I am loading and unloading a module repeatedly, and after a certain number of iterations, cuModuleLoad() results in CUDA_UNKNOWN_ERROR. It seems like the number of texture references in the device code determines the number of successful iterations; for example, if I declare four textures (all on the form texture<float, 2, cudaReadModeElementType> tex), I get an error after 32 iterations. If I reduce the number of textures to three, I get an error after 42 iterations. The corresponding number of successful iterations is 64 for two textures and 128 for one texture. If I don’t declare any textures at all in my .cu-file, no error is produced. Changing the number of global functions in the .cu-file doesn’t seem to have any effect on the execution.

This is my code:

CUdevice cuDevice;
CUcontext cuContext;
CUmodule cuModule;
char* module_path;


CUresult status = cuCtxCreate( &cuContext, 0, cuDevice );        
module_path = cutFindFilePath("simpleTexture_kernel.cubin", argv[0]);    

bool firstError = true;

for(int i = 0; i < 1000; i++)
    char* memfname = (char*) malloc(200*sizeof(char));
    unsigned int freemem;
    unsigned int totmem;
    CUresult getmeminfo = cuMemGetInfo(&freemem, &totmem);
    sprintf(memfname, "%d free mem %.1f MB out of total mem %.1f MB.txt",i,freemem/1000000.0f, totmem/1000000.0f);                     
    int getmeminfoi = (int) getmeminfo;
    cutWriteFilei(memfname, &getmeminfoi, 1);

    status = cuModuleLoad(&cuModule, module_path);

        printf("%d OK when loaded module: %d \n", i, status);
    else if(firstError)
        printf("%d first error while loading module: %d \n", i, status);
        firstError = false;          
    status = cuModuleUnload(cuModule);
        printf("%d ok when unloaded module: %d \n", i, status);
    else if(firstError)
        printf("%d first error while unloading module: %d \n", i, status);
        firstError = false;          

    cuModule = 0;
CUT_EXIT(argc, argv);

According to the Cuda Programming guide, “if the memory for functions and data (constant and global) needed by the module cannot be allocated, cuModuleLoad() fails”, but I thought I was freeing the memory used by the module when unloading it?
As you can see I have checked the amount of memory available for allocation by the Cuda context (using cuMemGetInfo), and I seem to have plenty of memory left even when the loading of the module fails. Am I mixing up memory spaces?
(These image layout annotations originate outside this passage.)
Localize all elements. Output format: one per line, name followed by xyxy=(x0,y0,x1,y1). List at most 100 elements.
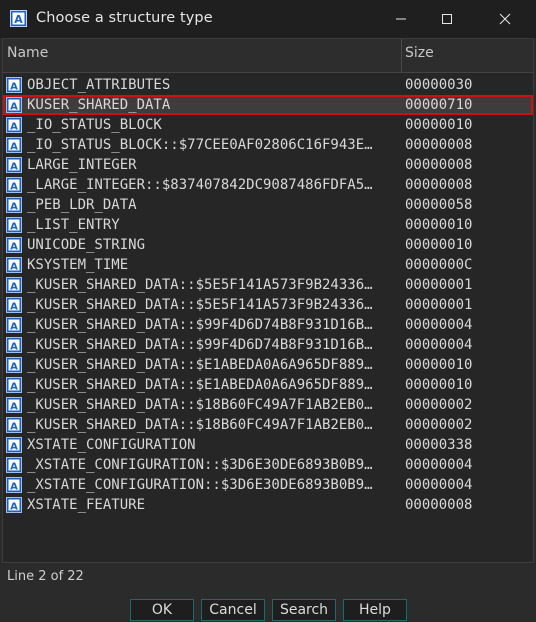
list-item[interactable]: A LARGE_INTEGER 00000008 xyxy=(3,155,533,175)
structure-size: 00000002 xyxy=(405,417,473,433)
structure-size: 00000010 xyxy=(405,357,473,373)
structure-type-icon: A xyxy=(6,497,22,513)
structure-size: 00000008 xyxy=(405,137,473,153)
structure-size: 00000008 xyxy=(405,157,473,173)
structure-name: XSTATE_FEATURE xyxy=(27,497,146,513)
list-item[interactable]: A _IO_STATUS_BLOCK 00000010 xyxy=(3,115,533,135)
structure-name: _LIST_ENTRY xyxy=(27,217,120,233)
svg-text:A: A xyxy=(10,481,18,492)
structure-type-icon: A xyxy=(6,177,22,193)
structure-type-icon: A xyxy=(6,277,22,293)
structure-type-icon: A xyxy=(6,337,22,353)
structure-type-icon: A xyxy=(6,417,22,433)
structure-list[interactable]: Name Size A OBJECT_ATTRIBUTES 00000030 A KUS… xyxy=(2,38,534,563)
cancel-button[interactable]: Cancel xyxy=(201,599,265,621)
list-item[interactable]: A _KUSER_SHARED_DATA::$5E5F141A573F9B2433… xyxy=(3,275,533,295)
list-item[interactable]: A _XSTATE_CONFIGURATION::$3D6E30DE6893B0B… xyxy=(3,475,533,495)
svg-text:A: A xyxy=(10,281,18,292)
structure-size: 00000001 xyxy=(405,297,473,313)
structure-type-icon: A xyxy=(6,437,22,453)
list-item[interactable]: A XSTATE_CONFIGURATION 00000338 xyxy=(3,435,533,455)
structure-size: 00000008 xyxy=(405,177,473,193)
list-item[interactable]: A _KUSER_SHARED_DATA::$99F4D6D74B8F931D16… xyxy=(3,335,533,355)
list-item[interactable]: A _LIST_ENTRY 00000010 xyxy=(3,215,533,235)
list-item[interactable]: A _KUSER_SHARED_DATA::$E1ABEDA0A6A965DF88… xyxy=(3,375,533,395)
list-item[interactable]: A _PEB_LDR_DATA 00000058 xyxy=(3,195,533,215)
maximize-button[interactable] xyxy=(424,0,470,38)
svg-text:A: A xyxy=(10,201,18,212)
svg-text:A: A xyxy=(14,13,23,26)
svg-text:A: A xyxy=(10,121,18,132)
structure-type-icon: A xyxy=(6,377,22,393)
structure-size: 00000058 xyxy=(405,197,473,213)
svg-text:A: A xyxy=(10,81,18,92)
structure-type-icon: A xyxy=(6,317,22,333)
help-button[interactable]: Help xyxy=(343,599,407,621)
structure-name: UNICODE_STRING xyxy=(27,237,146,253)
structure-size: 00000004 xyxy=(405,337,473,353)
list-item[interactable]: A _XSTATE_CONFIGURATION::$3D6E30DE6893B0B… xyxy=(3,455,533,475)
structure-name: _KUSER_SHARED_DATA::$18B60FC49A7F1AB2EB0… xyxy=(27,417,373,433)
minimize-icon xyxy=(396,18,406,20)
structure-name: _KUSER_SHARED_DATA::$99F4D6D74B8F931D16B… xyxy=(27,337,373,353)
structure-type-icon: A xyxy=(6,297,22,313)
svg-text:A: A xyxy=(10,501,18,512)
list-item[interactable]: A _KUSER_SHARED_DATA::$99F4D6D74B8F931D16… xyxy=(3,315,533,335)
structure-size: 00000008 xyxy=(405,497,473,513)
search-button[interactable]: Search xyxy=(272,599,336,621)
structure-type-icon: A xyxy=(6,217,22,233)
structure-type-icon: A xyxy=(6,137,22,153)
structure-size: 00000004 xyxy=(405,457,473,473)
list-item[interactable]: A _IO_STATUS_BLOCK::$77CEE0AF02806C16F943… xyxy=(3,135,533,155)
svg-text:A: A xyxy=(10,181,18,192)
svg-text:A: A xyxy=(10,221,18,232)
minimize-button[interactable] xyxy=(378,0,424,38)
column-divider[interactable] xyxy=(401,39,402,73)
structure-name: _PEB_LDR_DATA xyxy=(27,197,137,213)
structure-size: 0000000C xyxy=(405,257,473,273)
window-title: Choose a structure type xyxy=(36,10,213,26)
list-item[interactable]: A XSTATE_FEATURE 00000008 xyxy=(3,495,533,515)
structure-size: 00000004 xyxy=(405,317,473,333)
svg-text:A: A xyxy=(10,321,18,332)
title-bar[interactable]: A Choose a structure type xyxy=(0,0,536,38)
column-header-name[interactable]: Name xyxy=(7,45,48,61)
svg-text:A: A xyxy=(10,341,18,352)
column-header-size[interactable]: Size xyxy=(405,45,434,61)
status-line: Line 2 of 22 xyxy=(7,569,84,584)
list-item[interactable]: A KSYSTEM_TIME 0000000C xyxy=(3,255,533,275)
list-item[interactable]: A _KUSER_SHARED_DATA::$E1ABEDA0A6A965DF88… xyxy=(3,355,533,375)
ok-button[interactable]: OK xyxy=(130,599,194,621)
close-icon xyxy=(499,13,511,25)
svg-text:A: A xyxy=(10,381,18,392)
structure-size: 00000001 xyxy=(405,277,473,293)
close-button[interactable] xyxy=(482,0,528,38)
list-item[interactable]: A _KUSER_SHARED_DATA::$18B60FC49A7F1AB2EB… xyxy=(3,415,533,435)
structure-type-icon: A xyxy=(6,197,22,213)
list-item[interactable]: A KUSER_SHARED_DATA 00000710 xyxy=(3,95,533,115)
structure-type-icon: A xyxy=(6,477,22,493)
list-item[interactable]: A UNICODE_STRING 00000010 xyxy=(3,235,533,255)
structure-size: 00000002 xyxy=(405,397,473,413)
structure-name: _KUSER_SHARED_DATA::$5E5F141A573F9B24336… xyxy=(27,277,373,293)
structure-name: _KUSER_SHARED_DATA::$18B60FC49A7F1AB2EB0… xyxy=(27,397,373,413)
structure-name: _KUSER_SHARED_DATA::$E1ABEDA0A6A965DF889… xyxy=(27,377,373,393)
structure-size: 00000030 xyxy=(405,77,473,93)
structure-name: _XSTATE_CONFIGURATION::$3D6E30DE6893B0B9… xyxy=(27,457,373,473)
svg-text:A: A xyxy=(10,161,18,172)
structure-name: _IO_STATUS_BLOCK::$77CEE0AF02806C16F943E… xyxy=(27,137,373,153)
svg-text:A: A xyxy=(10,141,18,152)
list-item[interactable]: A _KUSER_SHARED_DATA::$18B60FC49A7F1AB2EB… xyxy=(3,395,533,415)
structure-type-icon: A xyxy=(6,237,22,253)
structure-type-icon: A xyxy=(6,77,22,93)
svg-text:A: A xyxy=(10,441,18,452)
list-item[interactable]: A _KUSER_SHARED_DATA::$5E5F141A573F9B2433… xyxy=(3,295,533,315)
structure-name: KSYSTEM_TIME xyxy=(27,257,129,273)
list-item[interactable]: A _LARGE_INTEGER::$837407842DC9087486FDFA… xyxy=(3,175,533,195)
structure-name: KUSER_SHARED_DATA xyxy=(27,97,171,113)
structure-type-icon: A xyxy=(6,357,22,373)
list-item[interactable]: A OBJECT_ATTRIBUTES 00000030 xyxy=(3,75,533,95)
svg-text:A: A xyxy=(10,301,18,312)
svg-text:A: A xyxy=(10,361,18,372)
structure-type-icon: A xyxy=(6,257,22,273)
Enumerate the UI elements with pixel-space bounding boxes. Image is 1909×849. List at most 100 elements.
I would be very grateful if somebody could explain why this error arises. I am new to Cuda and there are probably plenty of things about the driver API that I haven’t understood yet.

I have a similar problem. After a number of repeated load/unload operations I get a CUDA_OUT_OF_MEMORY error. Don’t know if it is the totally related to the problem described above but it seems likely. In my case the number of iterations lies around 5000.

Which OS are you using?
Which driver version?
Which GPU?

Please provide a test app which reproduces the problem.

Windows XP 64 (will test on our Win XP 32)
CUDA 1.1
GeForce 9800 GX2

Test app will follow.

Does this reproduce with the 2.0-beta release?